Drachenzyklus
von Xenia Holaya





Erschöpft lag die junge Frau im Gras. In ihren Augen spiegelten sich Sorge und Glück. Liebevoll blickte sie auf das kleine Bündel in ihrem Arm. Ein erst wenige Woche altes Mädchen blickte sie mit klaren blauen Augen an. Liebevoll streichte sie über das mit dunklen Flaum bedeckte Köpfchen. „Mein Baby“. So klein, so zerbrechlich so rosig und zart.
Ein Knistern im Gebüsch, mit einem Satz war sie auf den Beinen. Und stellte sich in den Schatten einer alten knorrigen Weide. Sie ärgerte sich: Sie war viel zu langsam. Wo war ihr Gefährte? Er musste in der Nähe sein. Er würde sie nie alleine lassen. Mühsam kletterte sie in das Geäst der Weide. Sie fühlte sich immer noch kraftlos, es war keine leichte Schwangerschaft gewesen, und ihr geplagter Körper führte ihre Befehle nur mühsam aus.

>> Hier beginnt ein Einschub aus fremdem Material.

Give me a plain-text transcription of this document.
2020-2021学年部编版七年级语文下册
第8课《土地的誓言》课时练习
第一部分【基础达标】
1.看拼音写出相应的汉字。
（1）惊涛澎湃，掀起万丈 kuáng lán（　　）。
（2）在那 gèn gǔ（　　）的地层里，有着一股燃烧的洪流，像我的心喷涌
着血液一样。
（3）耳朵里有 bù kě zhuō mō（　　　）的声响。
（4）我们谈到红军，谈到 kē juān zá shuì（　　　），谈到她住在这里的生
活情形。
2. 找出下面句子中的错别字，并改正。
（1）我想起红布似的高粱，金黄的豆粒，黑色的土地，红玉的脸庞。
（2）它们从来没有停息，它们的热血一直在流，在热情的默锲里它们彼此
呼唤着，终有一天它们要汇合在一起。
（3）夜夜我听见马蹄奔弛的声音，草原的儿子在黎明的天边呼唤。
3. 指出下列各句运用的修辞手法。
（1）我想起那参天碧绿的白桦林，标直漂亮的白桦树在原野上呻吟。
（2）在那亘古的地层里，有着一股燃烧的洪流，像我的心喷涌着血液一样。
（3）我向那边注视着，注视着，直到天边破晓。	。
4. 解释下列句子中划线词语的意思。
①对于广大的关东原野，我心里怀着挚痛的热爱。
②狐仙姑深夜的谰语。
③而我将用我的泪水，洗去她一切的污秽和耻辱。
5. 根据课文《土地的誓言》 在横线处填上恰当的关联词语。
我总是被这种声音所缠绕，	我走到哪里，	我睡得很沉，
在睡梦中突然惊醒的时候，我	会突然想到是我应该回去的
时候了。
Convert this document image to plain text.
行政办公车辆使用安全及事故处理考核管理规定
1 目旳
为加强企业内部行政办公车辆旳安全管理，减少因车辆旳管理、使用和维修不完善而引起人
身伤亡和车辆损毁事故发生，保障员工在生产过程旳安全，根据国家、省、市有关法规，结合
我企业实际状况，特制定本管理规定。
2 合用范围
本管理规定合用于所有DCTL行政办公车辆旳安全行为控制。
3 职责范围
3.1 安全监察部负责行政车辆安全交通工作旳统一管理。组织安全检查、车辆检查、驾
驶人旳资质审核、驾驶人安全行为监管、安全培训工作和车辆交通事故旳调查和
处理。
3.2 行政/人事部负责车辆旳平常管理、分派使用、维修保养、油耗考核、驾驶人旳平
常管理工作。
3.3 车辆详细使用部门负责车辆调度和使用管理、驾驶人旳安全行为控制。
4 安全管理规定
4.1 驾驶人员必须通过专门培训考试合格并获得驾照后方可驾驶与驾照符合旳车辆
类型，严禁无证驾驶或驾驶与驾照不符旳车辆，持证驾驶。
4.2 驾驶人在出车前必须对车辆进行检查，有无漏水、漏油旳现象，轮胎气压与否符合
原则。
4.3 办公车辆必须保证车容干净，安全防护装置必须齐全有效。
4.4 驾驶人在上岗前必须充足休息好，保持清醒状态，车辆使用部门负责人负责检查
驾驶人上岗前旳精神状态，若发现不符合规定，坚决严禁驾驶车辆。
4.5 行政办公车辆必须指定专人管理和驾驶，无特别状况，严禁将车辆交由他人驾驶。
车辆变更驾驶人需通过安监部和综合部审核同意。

Ein mächtiger, böser Hexenmeister war hinter ihnen her. Sie schauderte. Kalte, böse Augen. Und ein ebenso kaltes, böses Herz. Wie hatte sie sich nur so irren können? Und dann war es zu spät.

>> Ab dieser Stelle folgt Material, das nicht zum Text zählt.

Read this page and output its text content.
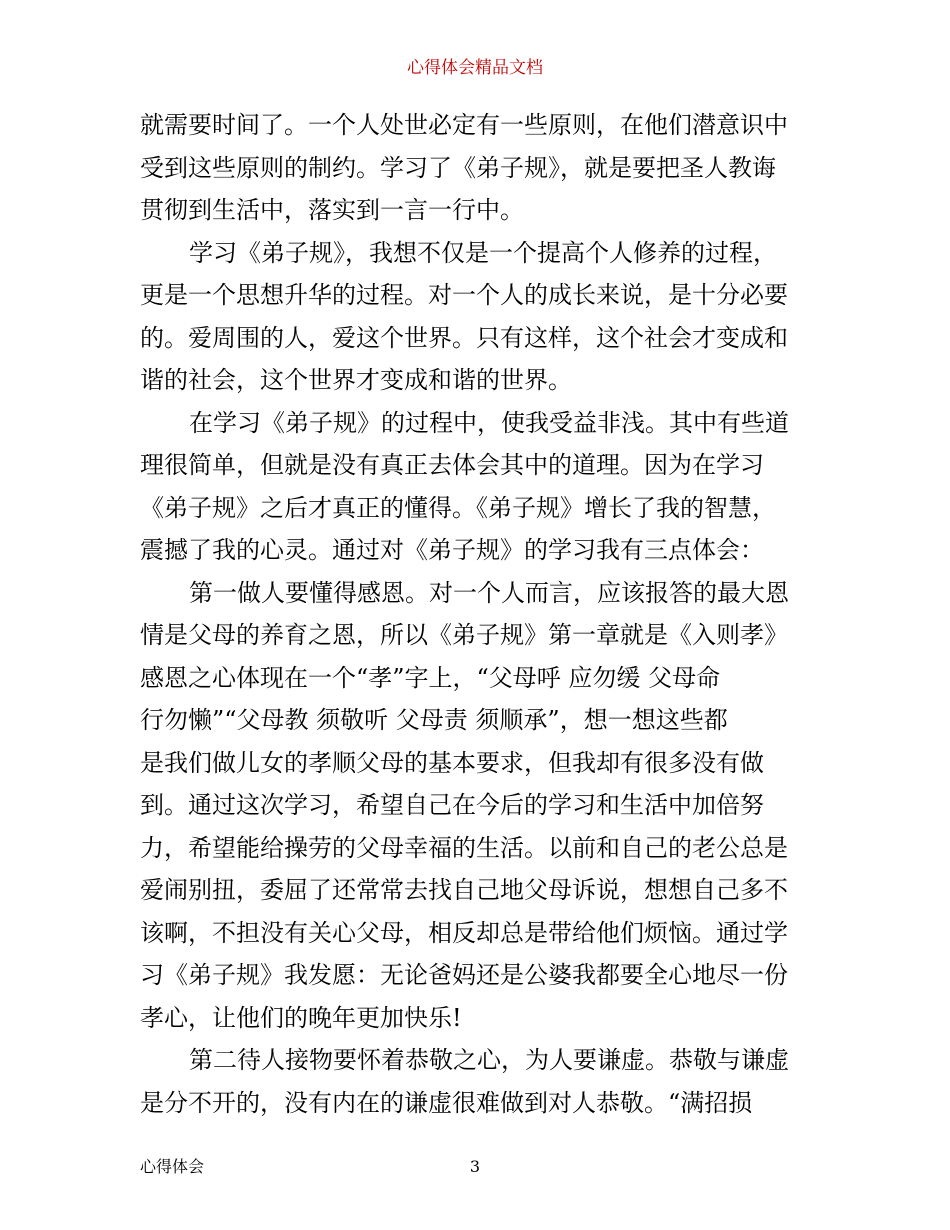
心得体会精品文档
就需要时间了。一个人处世必定有一些原则，在他们潜意识中
受到这些原则的制约。学习了《弟子规》，就是要把圣人教诲
贯彻到生活中，落实到一言一行中。
学习《弟子规》，我想不仅是一个提高个人修养的过程，
更是一个思想升华的过程。对一个人的成长来说，是十分必要
的。爱周围的人，爱这个世界。只有这样，这个社会才变成和
谐的社会，这个世界才变成和谐的世界。
在学习《弟子规》的过程中，使我受益非浅。其中有些道
理很简单，但就是没有真正去体会其中的道理。因为在学习
《弟子规》之后才真正的懂得。《弟子规》增长了我的智慧，
震撼了我的心灵。通过对《弟子规》的学习我有三点体会：
第一做人要懂得感恩。对一个人而言，应该报答的最大恩
情是父母的养育之恩，所以《弟子规》第一章就是《入则孝》
感恩之心体现在一个“孝”字上，“父母呼 应勿缓 父母命
行勿懒”“父母教 须敬听 父母责 须顺承”，想一想这些都
是我们做儿女的孝顺父母的基本要求，但我却有很多没有做
到。通过这次学习，希望自己在今后的学习和生活中加倍努
力，希望能给操劳的父母幸福的生活。以前和自己的老公总是
爱闹别扭，委屈了还常常去找自己地父母诉说，想想自己多不
该啊，不担没有关心父母，相反却总是带给他们烦恼。通过学
习《弟子规》我发愿：无论爸妈还是公婆我都要全心地尽一份
孝心，让他们的晚年更加快乐!
第二待人接物要怀着恭敬之心，为人要谦虚。恭敬与谦虚
是分不开的，没有内在的谦虚很难做到对人恭敬。“满招损
心得体会	3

Sieben lange endlose Monate der Gefangenschaft, immer wieder kam er um sie und ihre Gefühle zu verhöhnen bis sie fast den Kontakt zu sich selbst verlor.
Dich dann spürte sie das neue Leben in ihr, und sie wurde von einer seltsamen Kraft erfüllt. Sie begann ihr magisches Erbe zu entdecken und zu erforschen. Sie hatte es jede Sekunde ihres Lebens gespürt, hatte aber nie die unsichtbare Barriere überschritten es zu nutzen. Sie begann in seltsame Welten einzutauchen, ohne jegliche Geometrie, ohne Zeit und Raum. Sie lernte zu erahnen was ihr gegenüber dachte und fühlte. Und mit der unfreiwilligen Hilfe eines versklavten Elfen gelang ihr die Flucht.

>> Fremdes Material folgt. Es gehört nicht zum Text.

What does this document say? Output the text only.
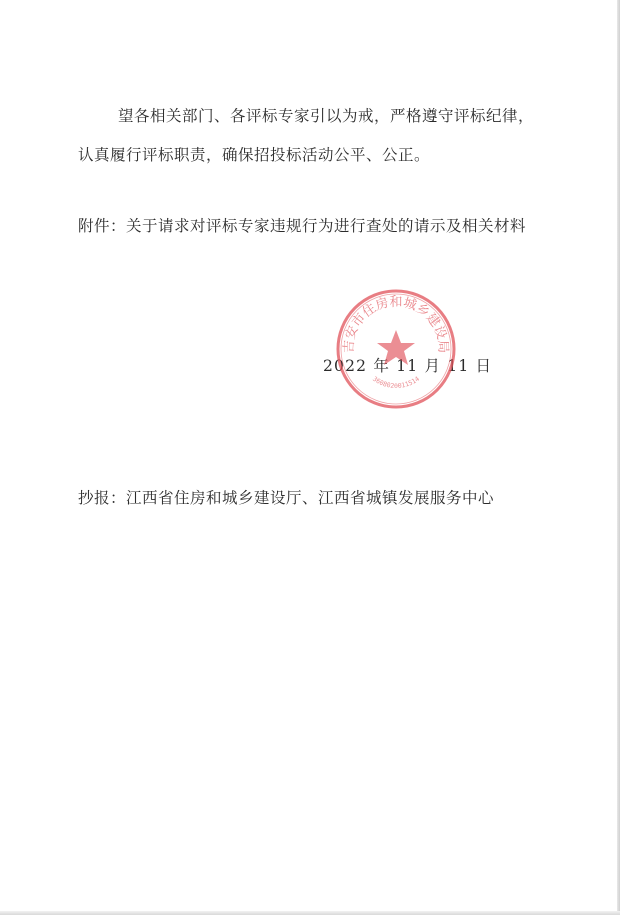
望各相关部门、各评标专家引以为戒，严格遵守评标纪律，
认真履行评标职责，确保招投标活动公平、公正。
附件：关于请求对评标专家违规行为进行查处的请示及相关材料
2022 年 11 月 11 日
吉安市住房和城乡建设局
3608020011514
抄报：江西省住房和城乡建设厅、江西省城镇发展服务中心
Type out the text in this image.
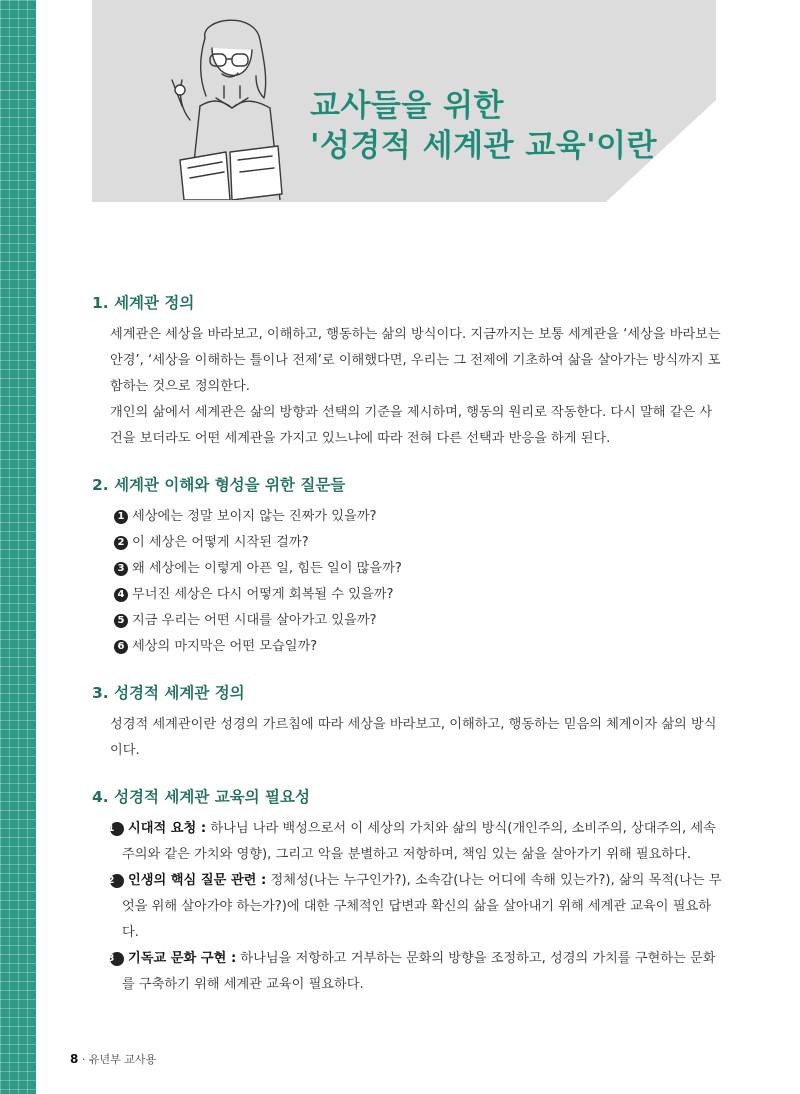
교사들을 위한
'성경적 세계관 교육'이란
1. 세계관 정의

세계관은 세상을 바라보고, 이해하고, 행동하는 삶의 방식이다. 지금까지는 보통 세계관을 ‘세상을 바라보는 안경’, ‘세상을 이해하는 틀이나 전제’로 이해했다면, 우리는 그 전제에 기초하여 삶을 살아가는 방식까지 포함하는 것으로 정의한다.

개인의 삶에서 세계관은 삶의 방향과 선택의 기준을 제시하며, 행동의 원리로 작동한다. 다시 말해 같은 사건을 보더라도 어떤 세계관을 가지고 있느냐에 따라 전혀 다른 선택과 반응을 하게 된다.

2. 세계관 이해와 형성을 위한 질문들
1 세상에는 정말 보이지 않는 진짜가 있을까?
2 이 세상은 어떻게 시작된 걸까?
3 왜 세상에는 이렇게 아픈 일, 힘든 일이 많을까?
4 무너진 세상은 다시 어떻게 회복될 수 있을까?
5 지금 우리는 어떤 시대를 살아가고 있을까?
6 세상의 마지막은 어떤 모습일까?
3. 성경적 세계관 정의

성경적 세계관이란 성경의 가르침에 따라 세상을 바라보고, 이해하고, 행동하는 믿음의 체계이자 삶의 방식이다.

4. 성경적 세계관 교육의 필요성
1 시대적 요청 : 하나님 나라 백성으로서 이 세상의 가치와 삶의 방식(개인주의, 소비주의, 상대주의, 세속주의와 같은 가치와 영향), 그리고 악을 분별하고 저항하며, 책임 있는 삶을 살아가기 위해 필요하다.
2 인생의 핵심 질문 관련 : 정체성(나는 누구인가?), 소속감(나는 어디에 속해 있는가?), 삶의 목적(나는 무엇을 위해 살아가야 하는가?)에 대한 구체적인 답변과 확신의 삶을 살아내기 위해 세계관 교육이 필요하다.
3 기독교 문화 구현 : 하나님을 저항하고 거부하는 문화의 방향을 조정하고, 성경의 가치를 구현하는 문화를 구축하기 위해 세계관 교육이 필요하다.
8 · 유년부 교사용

Erst später fand sie ihren Gefährten, Kaine. Er hatte ihr geholfen das Kind zur Welt zu bringen und sich aufopfernd um sie gekümmert.
Anfangs war sie misstrauisch. Aber nun Wochen später vertraute sie ihm fast täglich ihr leben an. Wieder ein Knistern sie hielt den Atem an und lauschte auf die ruhigen gleichmäßigen Atemzüge ihres Kindes.
Kaine war ein Magier, sie hatte sich zwar einige Sprüche und Tricks gemerkt, aber nie erzählt das sie die Macht auch in sich spürte. Kaine war nicht so sehen irgendwie merkwürdig, so lange war er noch nie weggewesen. War ihm etwas zugestoßen? Oder ahnte er in welcher Gefahr er schwebte? Wie viel Macht ihre Tochter jetzt schon hatte? Ihr schauderte. Diese rohe pulsiernde Macht die sie bei ihm und jetzt auch bei dem Kind entdeckte. Ihr eigene Art war sanfter. Eher wie in plätschernder Bergfluss, der lustig sprang und sicher Wasser führte aber eigentlich ein nettes Bild war. Die Macht ihrer Tochter war wie ein breiter Strom mit Wasserfall. Die Macht war schon im Ruhezustand beeindruckend.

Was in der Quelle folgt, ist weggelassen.